The problem is when a single letter change bulldozes the entire operation.
Scientists have long known these missense mistakes lead to devastating health consequences. But hunting them down has taken years of tedious work. To do this, scientists manually edit DNA sequences in a suspicious gene—letter by letter—make them into proteins, then observe their biological functions to hunt down the missense mutation. With hundreds of potential suspects, nailing down a single mutation can take years.
Can we speed it up? Enter machine minds.
AI Learning ATCG
DeepMind joins a burgeoning field that uses software to predict disease-causing mutations.
Compared to previous computational methods, AlphaMissense has a leg up. The tool leverages learnings from its predecessor algorithm, AlphaFold. Known for solving protein structure prediction—a grand challenge in the field—AlphaFold is in the algorithmic biology hall-of-fame.
AlphaFold predicts protein structures—which often determine function—based on amino acid sequences alone. Here, AlphaMissense uses AlphaFold’s “intuition” about protein structures to predict whether a mutation is benign or detrimental, study author and DeepMind’s vice president of research Dr. Pushmeet Kohli said at a press briefing.
The AI also leverages the large language model approach. In this way, it’s a little like GPT-4, the AI behind ChatGPT, only rejiggered to decode the language of proteins. These algorithmic editors are great at homing in on protein variants and flagging which sequences are biologically plausible and which aren’t. To Avsec, that’s AlphaMissense’s superpower. It already knows the rules of the protein game—that is, it knows which sequences work and which fail.
As a proof-of-concept, the team used a standardized database of missense variants, called ClinVar, to challenge their AI system. These genetic typos lead to multiple developmental disorders. AlphaMissense bested existing models for nailing down disease-causing mutations.
Predicting protein structures can be useful for stabilizing protein drugs and nailing down other biophysical properties. However, solving structure alone has “generally been of little benefit” when it comes to predicting variants that cause diseases, said the authors.
With AlphaMissense, DeepMind wants to turn the tide.

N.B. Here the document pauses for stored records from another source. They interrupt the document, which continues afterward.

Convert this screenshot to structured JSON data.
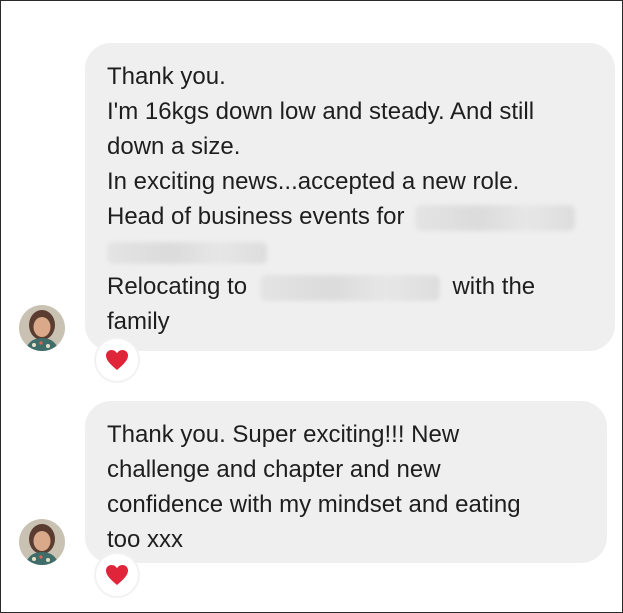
{
  "messages": [
    {
      "lines": [
        "Thank you.",
        "I'm 16kgs down low and steady. And still",
        "down a size.",
        "In exciting news...accepted a new role.",
        "Head of business events for",
        "Relocating to",
        "with the",
        "family"
      ],
      "reaction": "heart-icon"
    },
    {
      "lines": [
        "Thank you. Super exciting!!! New",
        "challenge and chapter and new",
        "confidence with my mindset and eating",
        "too xxx"
      ],
      "reaction": "heart-icon"
    }
  ],
  "colors": {
    "bubble": "#efefef",
    "text": "#1e1e1e",
    "heart": "#e0253a",
    "background": "#ffffff"
  }
}
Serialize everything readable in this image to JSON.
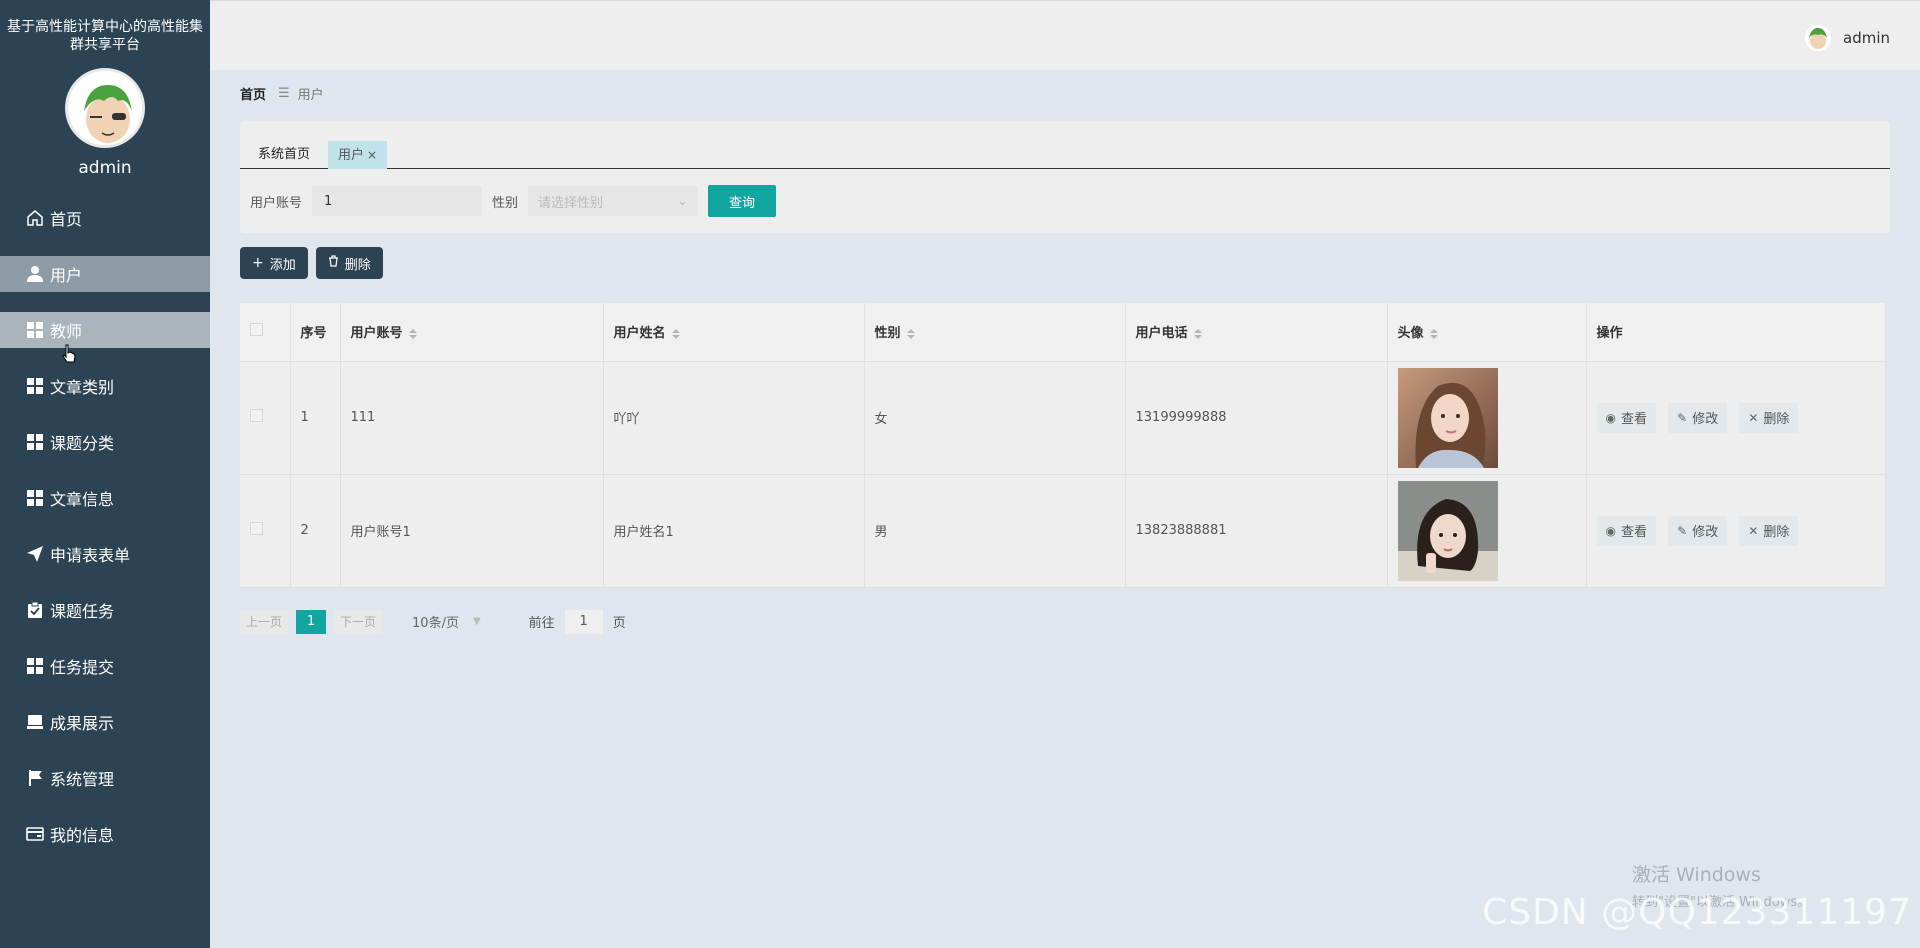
{
  "sidebar": {
    "system_title": "基于高性能计算中心的高性能集群共享平台",
    "username": "admin",
    "items": [
      {
        "label": "首页",
        "icon": "home-icon"
      },
      {
        "label": "用户",
        "icon": "user-icon"
      },
      {
        "label": "教师",
        "icon": "grid-icon"
      },
      {
        "label": "文章类别",
        "icon": "grid-icon"
      },
      {
        "label": "课题分类",
        "icon": "grid-icon"
      },
      {
        "label": "文章信息",
        "icon": "grid-icon"
      },
      {
        "label": "申请表表单",
        "icon": "send-icon"
      },
      {
        "label": "课题任务",
        "icon": "clipboard-icon"
      },
      {
        "label": "任务提交",
        "icon": "grid-icon"
      },
      {
        "label": "成果展示",
        "icon": "monitor-icon"
      },
      {
        "label": "系统管理",
        "icon": "flag-icon"
      },
      {
        "label": "我的信息",
        "icon": "card-icon"
      }
    ]
  },
  "topbar": {
    "username": "admin"
  },
  "breadcrumb": {
    "home": "首页",
    "current": "用户"
  },
  "tabs": [
    {
      "label": "系统首页"
    },
    {
      "label": "用户",
      "close": "×"
    }
  ],
  "search": {
    "account_label": "用户账号",
    "account_value": "1",
    "gender_label": "性别",
    "gender_placeholder": "请选择性别",
    "query_label": "查询"
  },
  "actions": {
    "add_label": "添加",
    "delete_label": "删除"
  },
  "table": {
    "headers": {
      "index": "序号",
      "account": "用户账号",
      "name": "用户姓名",
      "gender": "性别",
      "phone": "用户电话",
      "avatar": "头像",
      "ops": "操作"
    },
    "rows": [
      {
        "index": "1",
        "account": "111",
        "name": "吖吖",
        "gender": "女",
        "phone": "13199999888"
      },
      {
        "index": "2",
        "account": "用户账号1",
        "name": "用户姓名1",
        "gender": "男",
        "phone": "13823888881"
      }
    ],
    "ops": {
      "view": "查看",
      "edit": "修改",
      "delete": "删除"
    }
  },
  "pager": {
    "prev": "上一页",
    "current": "1",
    "next": "下一页",
    "size": "10条/页",
    "goto_prefix": "前往",
    "goto_value": "1",
    "goto_suffix": "页"
  },
  "watermark": {
    "win_line1": "激活 Windows",
    "win_line2": "转到\"设置\"以激活 Windows。",
    "csdn": "CSDN @QQ123311197"
  },
  "colors": {
    "sidebar": "#2c4353",
    "accent": "#13a6a0",
    "active_item": "#8c9ba5"
  }
}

The team is releasing its entire database of potential disease-causing mutations to the public. Overall, they hunted down 32 percent of all missense variants that likely trigger diseases and 57 percent that are likely benign. The algorithm joins others in the field, such as PrimateAI, first released in 2018 to screen for dangerous mutants.
To be clear: the results are only predictions. Scientists will have to validate these AI-generated leads in lab experiments. AlphaMissense provides “only one piece of evidence,” said Dr. Heidi Rehm at the Broad Institute, who wasn’t involved in the work.

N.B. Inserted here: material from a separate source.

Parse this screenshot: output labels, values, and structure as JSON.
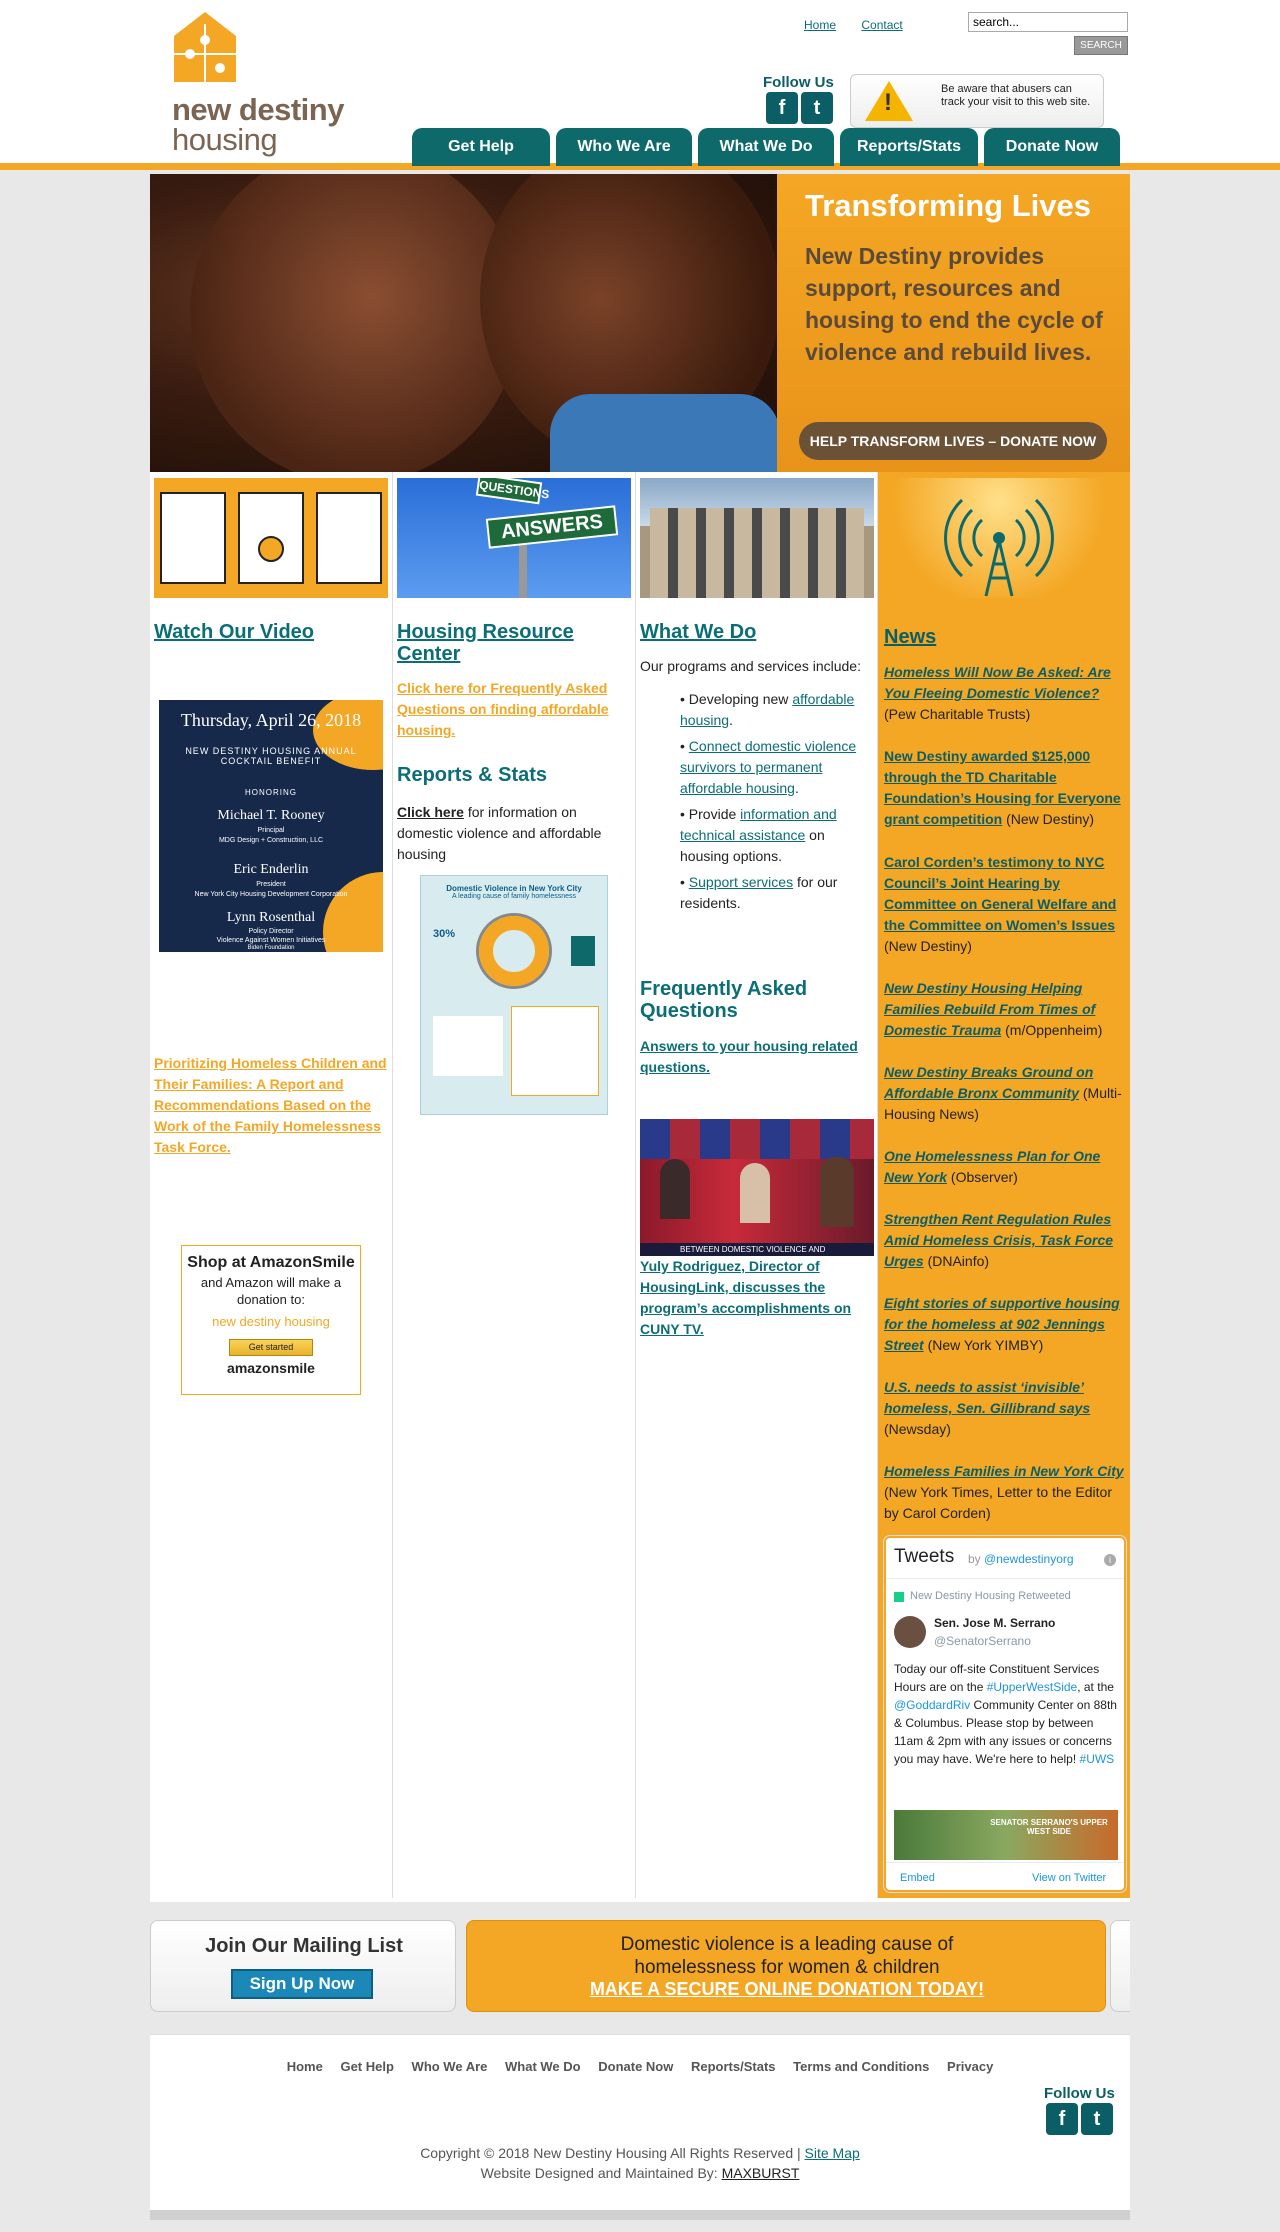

Nevertheless, the AI model has already generated a database that scientists can tap into “as a starting point for designing and interpreting experiments,” said the team.
Moving forward, AlphaMissense will likely have to tackle protein complexes, said Marsh and Teichmann. These sophisticated biological architectures are fundamental to life. Any mutations can crack their delicate structure, cause them to misfunction, and lead to diseases. Dr. David Baker’s lab at the University of Washington—another pioneer in protein structure prediction—has already begun using machine learning to explore these protein cathedrals.
For now, no single tool that predicts disease-causing DNA mutations can be relied on to diagnose genetic diseases, as symptoms often result from both inherited mutations and environmental cues. This applies to AlphaMissense as well. But as the algorithm—and interpretation of its results—advances, its use in the “diagnostic odyssey will continue to improve,” they said.